Cependant, celui d’Yvetot prit quelques années plus tard des
accroissements considérables par l’adjonction successive de trois
paroisses, Saint-Clair-sur-les-Monts, Sainte-Marie-des-Champs, et
Escalles-Alix. Mais il paraît douteux que ces nouveaux territoires
participèrent, en s’y adjoignant, au caractère du fief originaire,
c’est-à-dire à ses franchises (12).
Quoiqu’il en soit, tant qu’il était resté petit, dit Emmanuel Gaillard,
personne ne songea à lui donner son nom, mais quand il eut enfin pris
assez d’importance pour permettre à un de ses seigneurs, Jean IV, de
prélever sur ses sujets 400 livres de droits de coutume, et 60 livres
pour minages, faut-il donc tant s’étonner que jouissant d’ailleurs de
toutes les prérogatives royales, l’ami particulier de Charles V ait
pris le titre de roi et qu’un arrêt souverain le lui ait donné en 1392,
c’est-à-dire à l’apogée de sa puissance ?

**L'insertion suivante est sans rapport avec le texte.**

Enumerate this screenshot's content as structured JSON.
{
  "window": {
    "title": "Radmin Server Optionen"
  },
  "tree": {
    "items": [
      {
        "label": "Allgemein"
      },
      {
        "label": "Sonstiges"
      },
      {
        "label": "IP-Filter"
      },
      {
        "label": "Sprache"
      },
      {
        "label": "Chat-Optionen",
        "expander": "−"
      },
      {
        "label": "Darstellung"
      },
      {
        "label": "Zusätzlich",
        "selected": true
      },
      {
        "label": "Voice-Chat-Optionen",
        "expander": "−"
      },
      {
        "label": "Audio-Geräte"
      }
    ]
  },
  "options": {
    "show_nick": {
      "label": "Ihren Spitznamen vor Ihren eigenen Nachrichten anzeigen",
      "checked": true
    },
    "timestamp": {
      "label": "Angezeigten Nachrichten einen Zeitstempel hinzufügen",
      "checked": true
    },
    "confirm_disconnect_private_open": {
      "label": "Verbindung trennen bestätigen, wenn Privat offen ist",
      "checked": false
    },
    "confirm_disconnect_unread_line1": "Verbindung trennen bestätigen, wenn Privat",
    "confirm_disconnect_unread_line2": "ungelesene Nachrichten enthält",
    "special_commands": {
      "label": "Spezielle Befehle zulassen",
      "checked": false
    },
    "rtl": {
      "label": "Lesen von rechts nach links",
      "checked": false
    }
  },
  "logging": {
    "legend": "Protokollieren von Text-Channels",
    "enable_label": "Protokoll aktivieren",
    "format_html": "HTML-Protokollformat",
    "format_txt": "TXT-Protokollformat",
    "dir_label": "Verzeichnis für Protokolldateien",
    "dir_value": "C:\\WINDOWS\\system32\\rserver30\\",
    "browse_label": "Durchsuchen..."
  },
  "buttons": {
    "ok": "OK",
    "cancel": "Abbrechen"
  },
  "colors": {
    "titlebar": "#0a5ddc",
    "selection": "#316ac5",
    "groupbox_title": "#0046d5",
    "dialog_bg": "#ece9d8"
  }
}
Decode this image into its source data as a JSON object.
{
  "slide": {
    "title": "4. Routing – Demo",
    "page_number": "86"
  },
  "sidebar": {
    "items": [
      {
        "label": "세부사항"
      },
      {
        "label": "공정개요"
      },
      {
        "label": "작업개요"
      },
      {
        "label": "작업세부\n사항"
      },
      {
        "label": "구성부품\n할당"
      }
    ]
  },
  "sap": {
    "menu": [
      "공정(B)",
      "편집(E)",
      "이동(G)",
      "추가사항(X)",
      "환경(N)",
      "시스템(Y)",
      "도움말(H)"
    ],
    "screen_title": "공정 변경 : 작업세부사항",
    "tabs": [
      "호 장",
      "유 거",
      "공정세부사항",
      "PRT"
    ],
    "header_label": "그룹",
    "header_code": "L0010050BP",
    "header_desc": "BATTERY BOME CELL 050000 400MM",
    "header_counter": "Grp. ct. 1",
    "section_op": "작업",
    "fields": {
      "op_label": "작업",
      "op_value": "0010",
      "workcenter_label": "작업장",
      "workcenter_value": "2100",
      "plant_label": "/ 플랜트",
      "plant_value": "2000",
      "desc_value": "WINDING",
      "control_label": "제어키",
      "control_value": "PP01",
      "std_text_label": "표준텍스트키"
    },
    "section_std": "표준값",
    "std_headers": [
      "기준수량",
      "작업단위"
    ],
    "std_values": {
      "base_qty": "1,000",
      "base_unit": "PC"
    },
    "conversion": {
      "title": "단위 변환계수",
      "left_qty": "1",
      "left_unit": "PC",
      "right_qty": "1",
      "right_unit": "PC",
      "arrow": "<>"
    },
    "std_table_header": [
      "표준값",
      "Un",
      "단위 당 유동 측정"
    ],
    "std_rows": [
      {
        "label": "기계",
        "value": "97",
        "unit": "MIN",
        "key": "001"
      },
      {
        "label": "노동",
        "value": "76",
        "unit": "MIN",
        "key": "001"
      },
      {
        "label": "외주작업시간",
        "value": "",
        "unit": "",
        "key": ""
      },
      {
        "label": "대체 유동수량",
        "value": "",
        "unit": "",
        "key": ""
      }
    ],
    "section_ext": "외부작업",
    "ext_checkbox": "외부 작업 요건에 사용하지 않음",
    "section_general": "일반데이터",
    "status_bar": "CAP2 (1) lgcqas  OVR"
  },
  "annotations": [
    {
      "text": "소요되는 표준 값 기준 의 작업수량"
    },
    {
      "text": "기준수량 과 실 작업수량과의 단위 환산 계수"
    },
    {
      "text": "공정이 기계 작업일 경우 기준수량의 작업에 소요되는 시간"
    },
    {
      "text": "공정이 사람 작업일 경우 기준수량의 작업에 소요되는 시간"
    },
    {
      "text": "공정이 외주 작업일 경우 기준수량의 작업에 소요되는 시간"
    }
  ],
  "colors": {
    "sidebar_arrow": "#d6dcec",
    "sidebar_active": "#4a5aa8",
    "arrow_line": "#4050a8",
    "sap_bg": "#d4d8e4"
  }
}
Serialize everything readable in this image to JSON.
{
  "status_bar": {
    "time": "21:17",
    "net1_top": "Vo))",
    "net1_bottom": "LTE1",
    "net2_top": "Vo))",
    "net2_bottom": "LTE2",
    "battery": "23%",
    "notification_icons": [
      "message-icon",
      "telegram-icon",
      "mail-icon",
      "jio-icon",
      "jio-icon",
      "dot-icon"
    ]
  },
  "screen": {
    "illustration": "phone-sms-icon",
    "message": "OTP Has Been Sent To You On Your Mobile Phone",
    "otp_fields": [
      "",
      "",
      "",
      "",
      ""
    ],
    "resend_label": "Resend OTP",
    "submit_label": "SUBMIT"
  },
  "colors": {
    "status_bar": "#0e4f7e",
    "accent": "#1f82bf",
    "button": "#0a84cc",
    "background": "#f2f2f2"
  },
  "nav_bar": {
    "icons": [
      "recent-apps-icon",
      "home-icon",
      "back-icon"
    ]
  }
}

Remarquons d’ailleurs que cette qualification n’a commencé à être
discutée par les historiens que très postérieurement au XIVe siècle, et
que le principal argument de ceux qui en contestent la régularité,
consiste principalement en ceci, que personne n’a vu, que personne ne
relate ou ne peut même indiquer, la date de la charte qu’ils supposent
avoir été indispensable pour la transformation en royaume d’un fief
relevant directement de la couronne de France. – Nous pensons qu’il n’a
jamais été octroyé de charte autorisant cette transformation, et nous
en avons donné les raisons. Mais quand ces raisons sembleraient aussi
faibles qu’elles nous paraissent décisives, l’argument que nous
relevons n’en serait pas moins de peu de valeur, car une pièce que
personne n’a vue jusqu’ici peut néanmoins parfaitement exister.
Qu’importe au reste, dans ce système, cette charte introuvable ! le
fait n’est-il pas là d’une évidence irrécusable ? nous entendons
l’arrêt de la cour de l’Échiquier, qui consacre judiciairement,
souverainement, le titre de Roi qu’on a donné ou que s’est donné Jean
IV. Nier l’effet par cette seule considération qu’on ne peut remonter à
sa cause, n’est-ce pas d’ailleurs un procédé tellement illogique, qu’il
serait puérile de s’y arrêter davantage ?
Dans tous les cas, l’arrêt de la haute cour de Normandie n’est pas la
seule autorité que l’on puisse invoquer en faveur de la royauté de Jean
IV et de ses successeurs. Citons en outre :
1.
Un estat ou rolle de payement des gages et entretenements des cents
gentilshommes du roy Charles VIII, dans lequel, à la date du 1er
janvier 1491, on voit figurer Jean Baucher 1er,
roi d’Yvetot,
lieutenant des cents gentilshommes de l’hôtel du roi. Puis plus loin,
toujours :
2.
A messire Jehan Baucher, chevalier, roi d’Yvetot, lieutenant, la
somme de 400 livres pour les gages et entretenements durant la dite
année 1491, qui est au feur de 36 livres 6 sols 8 deniers par mois.
3. Les comptes des dons faits par Charles VIII pendant l’année 1493,
comptes rendus par Jehan Lallemand, receveur général des finances en
Normandie, mentionnant encore Jehan Baucher, chevalier,
roi d’Yvetot.
4. Un titre provenant des archives de l’archevêché de Rouen, portant
que,
Jehan Baucher, chevalier, roi d’Yvetot, a présenté un prêtre
pour la cure et bénéfice d’Escalles-Alix.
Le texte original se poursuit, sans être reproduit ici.